Ms Blears argues in her defence that any MP would do the same. This is no doubt true. The Home Secretary, John Reid, joined a protest against hospital cutbacks in his Airdrie and Shotts constituency earlier this year. So did Jacqui Smith, the chief whip, who campaigned against a threatened hospital closure in Redditch. It is no coincidence that hospital closures are particularly likely to spur a local MP into action. All politicians are terrified by the spectre of Wyre Forest, where a Labour MP's healthy majority was wiped out in 2001 by an independent candidate. The issue at stake then? The closure of a local hospital.
It is not only Labour MPs who have put local political expediency above the stance of their party in recent years. The Conservative candidate for Dorset South at the last general election got into trouble when it emerged that he had supported the right of a popular Malawian asylum-seeker, threatened with deportation, to stay in Britain. This was manifestly at odds with the Tories' "tough" stance on immigration in 2005.
It is undoubtedly difficult for politicians - particularly cabinet ministers, who must be local representatives as well as part of the Government - to juggle such conflicting demands. It is hard to think of many politicians who would act differently from Ms Buck, who says she acted in the best interests of her child. But such personal dilemmas do not exonerate those politicians who are seen publicly to preach one thing and practise another.
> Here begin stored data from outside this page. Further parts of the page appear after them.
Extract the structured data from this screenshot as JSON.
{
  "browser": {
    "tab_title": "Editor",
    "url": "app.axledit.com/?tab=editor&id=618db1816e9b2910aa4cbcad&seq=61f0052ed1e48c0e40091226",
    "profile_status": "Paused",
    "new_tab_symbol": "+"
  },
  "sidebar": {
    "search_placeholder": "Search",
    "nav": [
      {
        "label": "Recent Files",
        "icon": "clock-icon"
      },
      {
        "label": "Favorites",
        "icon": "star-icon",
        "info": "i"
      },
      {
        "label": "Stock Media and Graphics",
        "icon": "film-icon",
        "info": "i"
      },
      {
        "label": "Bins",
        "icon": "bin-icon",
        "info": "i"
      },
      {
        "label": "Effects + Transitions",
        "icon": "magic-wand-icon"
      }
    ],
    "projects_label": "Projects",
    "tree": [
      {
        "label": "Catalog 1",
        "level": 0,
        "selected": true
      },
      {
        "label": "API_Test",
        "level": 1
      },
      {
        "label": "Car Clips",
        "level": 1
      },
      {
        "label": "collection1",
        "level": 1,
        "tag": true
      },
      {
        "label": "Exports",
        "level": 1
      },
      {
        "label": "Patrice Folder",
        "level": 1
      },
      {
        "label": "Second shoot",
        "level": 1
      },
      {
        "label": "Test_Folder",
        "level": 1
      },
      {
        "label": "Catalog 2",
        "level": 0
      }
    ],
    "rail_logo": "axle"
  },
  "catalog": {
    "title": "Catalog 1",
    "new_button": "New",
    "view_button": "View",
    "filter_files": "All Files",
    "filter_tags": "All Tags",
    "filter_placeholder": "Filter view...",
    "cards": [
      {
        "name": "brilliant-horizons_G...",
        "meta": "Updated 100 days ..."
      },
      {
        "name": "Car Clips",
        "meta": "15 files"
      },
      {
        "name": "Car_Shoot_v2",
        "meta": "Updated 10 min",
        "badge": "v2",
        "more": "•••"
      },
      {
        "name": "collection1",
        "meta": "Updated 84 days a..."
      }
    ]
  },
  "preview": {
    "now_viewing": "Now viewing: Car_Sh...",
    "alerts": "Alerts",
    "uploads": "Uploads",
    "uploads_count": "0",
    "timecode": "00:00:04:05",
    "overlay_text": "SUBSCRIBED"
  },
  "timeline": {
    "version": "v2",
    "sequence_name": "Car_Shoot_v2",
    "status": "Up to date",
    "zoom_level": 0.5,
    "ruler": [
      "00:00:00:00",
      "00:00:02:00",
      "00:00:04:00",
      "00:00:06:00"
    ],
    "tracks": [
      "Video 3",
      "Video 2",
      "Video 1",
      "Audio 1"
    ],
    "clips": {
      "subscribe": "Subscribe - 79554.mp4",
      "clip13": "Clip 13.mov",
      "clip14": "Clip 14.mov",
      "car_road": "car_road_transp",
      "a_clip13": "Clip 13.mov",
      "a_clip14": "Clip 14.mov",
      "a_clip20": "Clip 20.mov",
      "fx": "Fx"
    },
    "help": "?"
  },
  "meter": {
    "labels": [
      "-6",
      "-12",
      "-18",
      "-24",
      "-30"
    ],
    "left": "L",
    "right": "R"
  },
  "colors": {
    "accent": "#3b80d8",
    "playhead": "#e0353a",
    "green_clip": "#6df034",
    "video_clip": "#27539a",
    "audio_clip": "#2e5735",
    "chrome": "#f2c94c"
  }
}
The hypocrisy is particularly obvious in the case of Ms Blears. If she believes reform of the NHS is necessary, as she still maintains, how can she object when it is happening in her own constituency? With suspicions that hospital closures are occurring disproportionately in non-Labour constituencies, it becomes doubly important that members of the Cabinet are seen to act properly.
There are ways that politicians can balance their duties as local MPs with their responsibilities in the Government. But joining a local picket line while continuing to cling to all the power and prestige of national office is not one of them.